Mgr Ivan Jurkovič, observateur permanent du Saint-Siège auprès des Nations Unies à Genève, est intervenu au Groupe d’experts gouvernementaux sur les systèmes d’armes létaux autonomes de 2017 (SALA), le 13 novembre 2017.
« Les décisions juridiques et éthiques nécessitent souvent une interprétation des règles afin de sauver l’esprit des règles elles-mêmes », souligne encore Mgr Jurkovic qui fait observer qu’ « une machine ne peut jamais être capable d’effectuer de telles tâches ».
Voici notre traduction du discours en anglais prononcé par Mgr Jurkovic.
HG
 
Monsieur le Président,
La Délégation du Saint-Siège aimerait exprimer sa satisfaction pour l’excellent travail préparatoire que vous avez entrepris pour préparer le terrain en vue de cette importante réunion. Nous attendons avec impatience des discussions substantielles sous votre direction au cours de cette semaine et nous espérons qu’une compréhension commune des aspects éthiques et juridiques sous-jacents impliqués peut être établie.
Comme le rappelle le pape François, les progrès de la science et de la technologie, depuis les appareils domestiques utiles jusqu’aux grands systèmes de transport – « produits merveilleux d’une créativité humaine donnée par Dieu » – lorsqu’ils ont été destinés à vraiment aider les personnes à vivre avec plus de dignité et moins de souffrance, ont vraiment contribué à améliorer la qualité de la vie humaine (1).
Pourtant, une telle prouesse technologique a inévitablement un impact sur les armes et sur la nature des conflits.

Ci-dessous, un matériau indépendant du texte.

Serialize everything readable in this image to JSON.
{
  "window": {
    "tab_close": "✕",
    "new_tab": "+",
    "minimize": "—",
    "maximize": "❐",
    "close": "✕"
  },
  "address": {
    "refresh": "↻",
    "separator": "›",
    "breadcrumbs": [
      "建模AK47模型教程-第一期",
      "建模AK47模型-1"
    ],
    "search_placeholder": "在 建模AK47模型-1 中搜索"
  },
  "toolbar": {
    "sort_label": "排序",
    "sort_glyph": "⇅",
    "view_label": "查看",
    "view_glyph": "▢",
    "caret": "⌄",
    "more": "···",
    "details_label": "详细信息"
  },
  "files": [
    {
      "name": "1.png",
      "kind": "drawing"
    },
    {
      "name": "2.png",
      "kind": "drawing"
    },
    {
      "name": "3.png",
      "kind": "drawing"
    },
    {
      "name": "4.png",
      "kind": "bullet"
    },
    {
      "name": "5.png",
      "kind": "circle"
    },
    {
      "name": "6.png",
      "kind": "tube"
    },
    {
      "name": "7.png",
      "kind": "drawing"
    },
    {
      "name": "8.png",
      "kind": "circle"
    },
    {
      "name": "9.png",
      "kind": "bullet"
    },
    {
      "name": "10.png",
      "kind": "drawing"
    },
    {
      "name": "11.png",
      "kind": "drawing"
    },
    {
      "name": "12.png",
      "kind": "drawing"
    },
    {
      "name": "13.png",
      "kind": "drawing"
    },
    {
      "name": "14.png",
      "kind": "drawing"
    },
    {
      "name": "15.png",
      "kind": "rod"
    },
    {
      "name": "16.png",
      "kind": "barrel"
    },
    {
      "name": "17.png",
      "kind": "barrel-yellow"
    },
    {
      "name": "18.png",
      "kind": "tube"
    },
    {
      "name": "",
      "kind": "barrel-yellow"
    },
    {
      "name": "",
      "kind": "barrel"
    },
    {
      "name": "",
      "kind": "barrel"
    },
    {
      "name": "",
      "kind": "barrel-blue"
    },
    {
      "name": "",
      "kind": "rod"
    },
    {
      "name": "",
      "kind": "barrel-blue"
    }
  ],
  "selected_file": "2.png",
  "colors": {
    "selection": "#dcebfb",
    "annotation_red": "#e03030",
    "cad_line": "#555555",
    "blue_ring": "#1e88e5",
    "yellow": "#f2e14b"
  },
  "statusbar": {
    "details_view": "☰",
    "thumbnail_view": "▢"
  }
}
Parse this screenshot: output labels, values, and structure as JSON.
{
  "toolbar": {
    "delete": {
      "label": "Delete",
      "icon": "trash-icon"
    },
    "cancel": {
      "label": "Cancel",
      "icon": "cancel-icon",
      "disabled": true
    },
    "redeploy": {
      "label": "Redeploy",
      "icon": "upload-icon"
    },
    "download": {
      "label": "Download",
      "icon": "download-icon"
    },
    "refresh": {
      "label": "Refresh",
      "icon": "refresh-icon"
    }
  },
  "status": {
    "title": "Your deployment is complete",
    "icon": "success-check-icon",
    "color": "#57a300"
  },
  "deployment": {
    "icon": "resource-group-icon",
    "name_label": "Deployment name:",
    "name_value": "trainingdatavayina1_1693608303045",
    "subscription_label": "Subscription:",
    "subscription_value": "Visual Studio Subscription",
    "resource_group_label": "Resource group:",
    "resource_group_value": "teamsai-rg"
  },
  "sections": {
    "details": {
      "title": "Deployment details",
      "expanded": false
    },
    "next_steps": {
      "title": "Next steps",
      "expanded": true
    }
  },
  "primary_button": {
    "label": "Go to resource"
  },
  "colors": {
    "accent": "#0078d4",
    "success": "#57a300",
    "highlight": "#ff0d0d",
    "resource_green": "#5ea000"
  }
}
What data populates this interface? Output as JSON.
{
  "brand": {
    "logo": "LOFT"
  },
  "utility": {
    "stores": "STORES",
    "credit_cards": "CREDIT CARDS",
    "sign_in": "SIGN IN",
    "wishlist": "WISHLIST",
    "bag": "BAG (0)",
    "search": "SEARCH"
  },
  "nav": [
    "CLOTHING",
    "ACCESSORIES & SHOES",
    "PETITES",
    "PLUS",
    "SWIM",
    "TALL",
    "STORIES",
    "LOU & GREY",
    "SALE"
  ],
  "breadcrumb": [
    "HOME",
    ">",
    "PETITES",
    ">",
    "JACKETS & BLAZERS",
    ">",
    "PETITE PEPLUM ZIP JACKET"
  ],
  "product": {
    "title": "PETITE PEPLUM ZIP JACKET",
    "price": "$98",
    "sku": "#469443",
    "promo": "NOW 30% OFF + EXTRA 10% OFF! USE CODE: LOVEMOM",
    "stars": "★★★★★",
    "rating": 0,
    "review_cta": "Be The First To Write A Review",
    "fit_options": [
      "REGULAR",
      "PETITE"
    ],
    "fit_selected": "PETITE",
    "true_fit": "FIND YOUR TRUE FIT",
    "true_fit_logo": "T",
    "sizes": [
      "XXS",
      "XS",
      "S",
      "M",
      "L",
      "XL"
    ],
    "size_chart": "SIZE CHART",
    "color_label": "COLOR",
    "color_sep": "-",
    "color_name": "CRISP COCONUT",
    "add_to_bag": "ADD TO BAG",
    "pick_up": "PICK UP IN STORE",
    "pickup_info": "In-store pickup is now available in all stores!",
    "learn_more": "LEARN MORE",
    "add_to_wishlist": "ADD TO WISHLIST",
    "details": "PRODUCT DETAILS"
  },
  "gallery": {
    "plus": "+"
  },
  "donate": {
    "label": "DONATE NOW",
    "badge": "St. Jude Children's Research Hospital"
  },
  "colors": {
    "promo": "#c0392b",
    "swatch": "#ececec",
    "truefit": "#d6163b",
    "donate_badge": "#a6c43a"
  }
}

Une réalité frappante, particulièrement évidente dans le domaine de l’armement, est que de telles avancées rapides ont souvent devancé l’évolution réfléchie de la responsabilité humaine, des valeurs, de la conscience et du droit international humanitaire. L’expérience historique des régulations ou des interdictions de certaines armes illustre le mieux cette réalité. Tragiquement, les cadres juridiques internationaux sont arrivés trop tard et seulement après de graves tragédies humaines.
Monsieur le Président,
Si l’on n’adopte pas une approche prudente et préventive en ce qui concerne les technologies émergentes dans le domaine des systèmes d’armes létaux autonomes (SALA), nous n’échapperons peut-être pas à cette même tendance irrationnelle au retard. La conduite des opérations militaires est une affaire sérieuse. Toute intervention armée doit être soigneusement examinée et doit à tout moment vérifier sa légitimité, sa légalité et sa conformité avec ses objectifs, qui doivent également être légitimes sur les plans éthique et juridique. Les risques sont beaucoup trop nombreux et les conséquences trop profondes et d’une trop grande portée pour être ignorées. S’il vous plaît, permettez-moi de donner davantage de détails sur certains d’entre eux pour le bénéfice de notre discussion :
1) Un système autonome laisse nécessairement place à une certaine imprévisibilité des actions. Ceci est particulièrement grave lorsque les SALA peuvent avoir des capacités d’auto-apprentissage ou d’auto-programmation, c’est-à-dire qu’ils peuvent à un moment donné effectuer des actions imprévues, échapper à la zone d’évolution prédite et contredire l’objectif fixé par un agent humain responsable. Une telle imprévisibilité entraîne intrinsèquement l’impossibilité de satisfaire aux exigences du DIH en permanence, car cette imprévisibilité pourrait, par exemple, « dévier » vers un comportement visant les civils afin de maximiser l’intérêt militaire, en violation directe du principe de distinction. De plus, le respect et l’application des lois ou des principes requièrent une compréhension et un jugement opportuns de situations particulières qui impliquent d’aller bien au-delà des algorithmes. Les décisions juridiques et éthiques nécessitent souvent une interprétation des règles afin de sauver l’esprit des règles elles-mêmes. Une machine ne peut jamais être capable d’effectuer de telles tâches.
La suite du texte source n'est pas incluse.